Adaptando su comportamiento al nuestro. A la Colonia Terráquea. Durante cuatro años se han comportado con nosotros como se comportan entre ellos. A pesar de las diferencias físicas, nos reconocieron como miembros de la misma especie, como hombres. Sin embargo, nosotros no les respondimos como miembros de esa especie. Hicimos caso omiso de las respuestas, los derechos y las obligaciones de la no violencia. Hemos matado, violado, dispersado y esclavizado a los humanos nativos, hemos destruido sus comunidades, y talado sus bosques. No sería sorprendente que hayan llegado a la conclusión de que no somos humanos.

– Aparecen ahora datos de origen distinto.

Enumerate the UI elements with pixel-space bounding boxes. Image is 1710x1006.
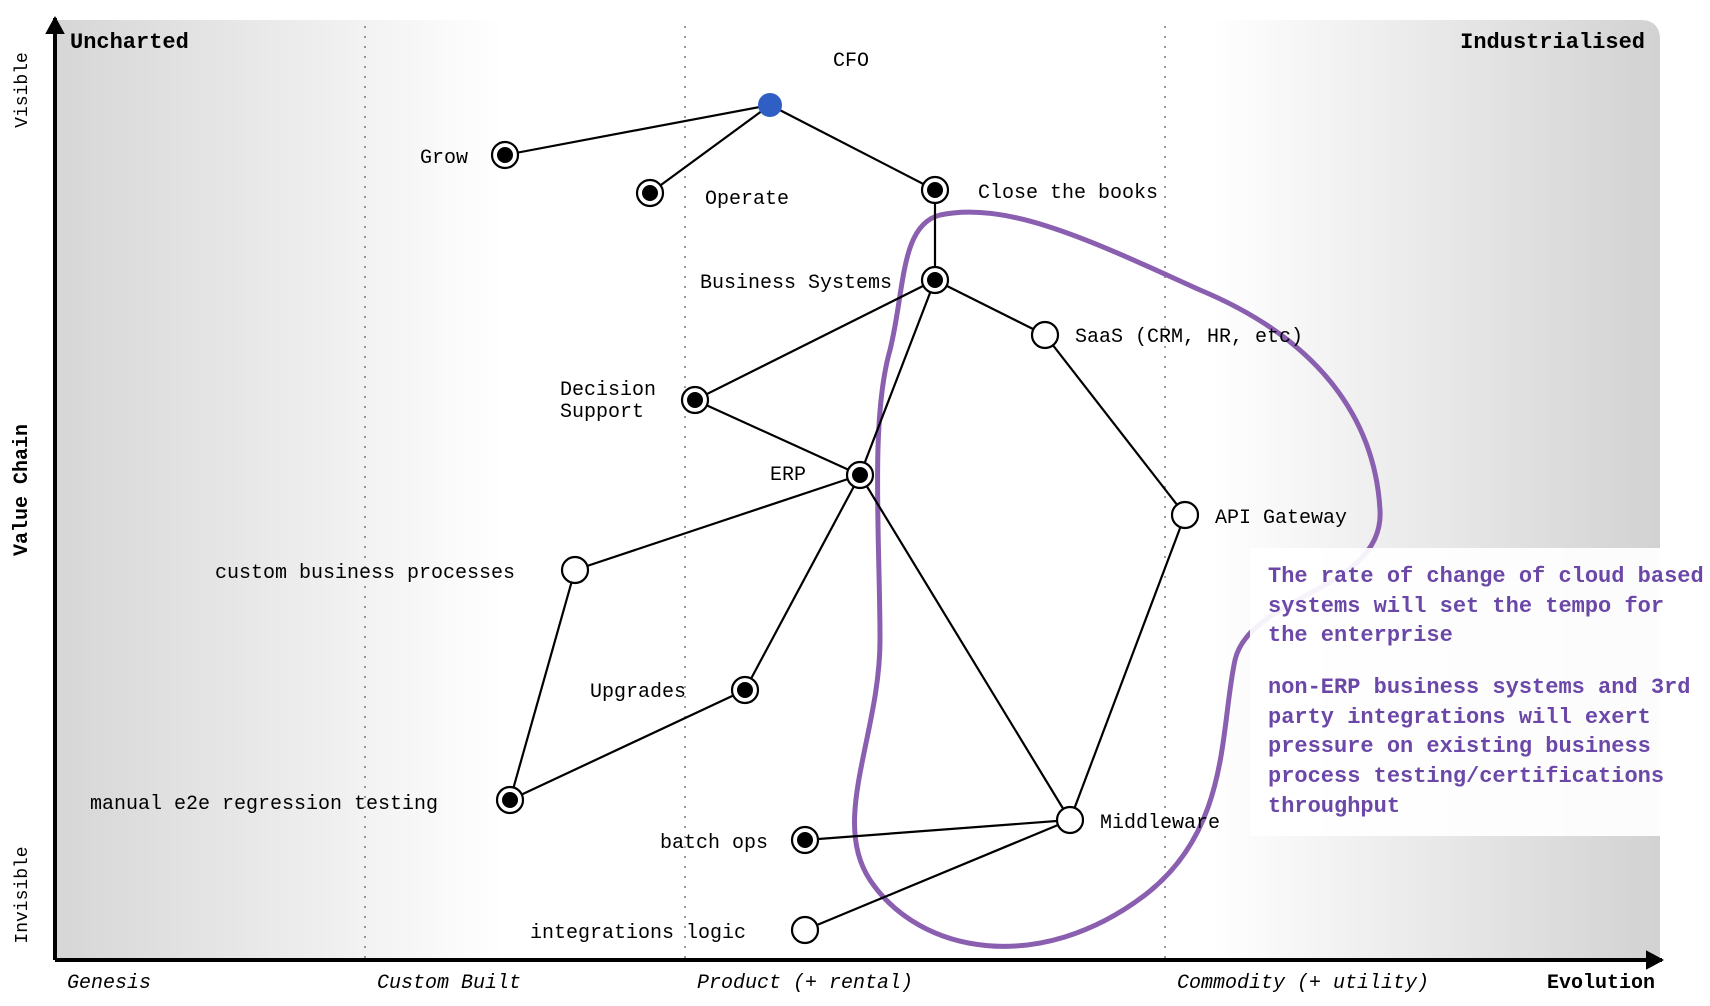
node-saas bbox=[1032, 322, 1058, 348]
node-operate-core bbox=[642, 185, 658, 201]
annotation-box: The rate of change of cloud based system… bbox=[1250, 548, 1710, 836]
x-section-label: Genesis bbox=[67, 972, 151, 995]
node-batch-core bbox=[797, 832, 813, 848]
label-manual: manual e2e regression testing bbox=[90, 793, 438, 816]
node-upgrades-core bbox=[737, 682, 753, 698]
node-intlogic bbox=[792, 917, 818, 943]
x-section-label: Custom Built bbox=[377, 972, 521, 995]
x-section-label: Product (+ rental) bbox=[697, 972, 913, 995]
x-section-label: Commodity (+ utility) bbox=[1177, 972, 1429, 995]
node-custom_bp bbox=[562, 557, 588, 583]
node-middleware bbox=[1057, 807, 1083, 833]
x-axis-title: Evolution bbox=[1547, 972, 1655, 995]
label-upgrades: Upgrades bbox=[590, 681, 686, 704]
y-bottom-label: Invisible bbox=[13, 846, 33, 943]
label-close: Close the books bbox=[978, 182, 1158, 205]
label-apigw: API Gateway bbox=[1215, 507, 1347, 530]
node-close-core bbox=[927, 182, 943, 198]
node-grow-core bbox=[497, 147, 513, 163]
corner-uncharted: Uncharted bbox=[70, 30, 189, 55]
y-top-label: Visible bbox=[13, 52, 33, 128]
label-custom_bp: custom business processes bbox=[215, 562, 515, 585]
label-middleware: Middleware bbox=[1100, 812, 1220, 835]
label-decision: DecisionSupport bbox=[560, 379, 656, 424]
node-cfo bbox=[758, 93, 782, 117]
label-intlogic: integrations logic bbox=[530, 922, 746, 945]
node-manual-core bbox=[502, 792, 518, 808]
label-batch: batch ops bbox=[660, 832, 768, 855]
node-bizsys-core bbox=[927, 272, 943, 288]
annotation-para-1: The rate of change of cloud based system… bbox=[1268, 562, 1708, 651]
label-cfo: CFO bbox=[833, 50, 869, 73]
annotation-para-2: non-ERP business systems and 3rd party i… bbox=[1268, 673, 1708, 821]
node-apigw bbox=[1172, 502, 1198, 528]
node-erp-core bbox=[852, 467, 868, 483]
label-bizsys: Business Systems bbox=[700, 272, 892, 295]
label-grow: Grow bbox=[420, 147, 468, 170]
wardley-map: CFO Grow Operate Close the books Business Sy… bbox=[0, 0, 1710, 1006]
corner-industrialised: Industrialised bbox=[1460, 30, 1645, 55]
node-decision-core bbox=[687, 392, 703, 408]
label-erp: ERP bbox=[770, 464, 806, 487]
label-operate: Operate bbox=[705, 188, 789, 211]
y-axis-title: Value Chain bbox=[11, 424, 34, 556]
label-saas: SaaS (CRM, HR, etc) bbox=[1075, 326, 1303, 349]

—Y que por lo tanto pueden matarlos, como animales, sí, sí —dijo el cetiano, disfrutando de la lógica; pero la cara de Lepennon era como de piedra, imperturbable, y blanca.

—¿Esclavizado? —dijo.

—Las opiniones y teorías del capitán Lyubov son personales —dijo el coronel Dongh —. Tengo la obligación de declarar que me parecen erróneas, y él y yo ya lo hemos discutido muchas veces con anterioridad. Nosotros no empleamos esclavos, señor. Algunos de los nativos cumplen funciones útiles en nuestra comunidad. El Cuerpo Voluntario de Mano de Obra Autóctona es parte integrante de todos los campamentos, excepto los temporarios.

Disponemos aquí de muy escaso personal para llevar a cabo nuestras tareas y necesitamos obreros y empleamos todos los que podemos conseguir, pero de ninguna manera en condiciones que pudieran llamarse de esclavitud.

Lepennon estaba a punto de hablar, pero le cedió la palabra al cetiano, quien dijo solamente: —¿Cuántos de cada raza?